Whatever the season, a girl tells her toddler brother, a visit to Grandma and Grandpa means, "You will have the best time ever!" Bowen's (I Loved You Before You Were Born
) direct, heartfelt prose and Bogacki's (My First Garden
) cozy compositions ensure this is no empty promise. Grandma and Grandpa are impressively spry: When the spring rains keep everyone inside, Grandpa does magic tricks ("He makes a penny disappear inside a blue hankie, and pulls yellow daisies from an old black hat"), and when the sky clears, Grandma loves to "splash-dance" through puddles." The book's structure is equally playful. Before the girl describes the fun of each season, she regales her brother with a different aspect of the journey to her grandparents' house (the pre-dawn wake-up, the way her pulse quickens when their house is in sight), elevating the car ride into a quest-like adventure.
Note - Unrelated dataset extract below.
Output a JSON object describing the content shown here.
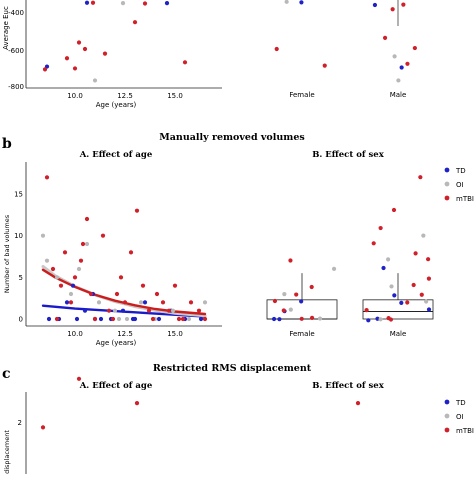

Bogacki further shakes things up by breaking most of his spreads into triptychs depicting different time frames. As the young narrator describes the way snow on the old house's porch looks "like Grandma's buttercream frosting," he depicts the girl creating a blizzard of torn paper for her enthralled brother in their living room, taking a snowy walk with Grandma and molding a snowball from the flakes on her grandparents' porch railing. A touching testimony to the deliciousness of anticipation and intergenerational love. Ages 3-8. (Sept.)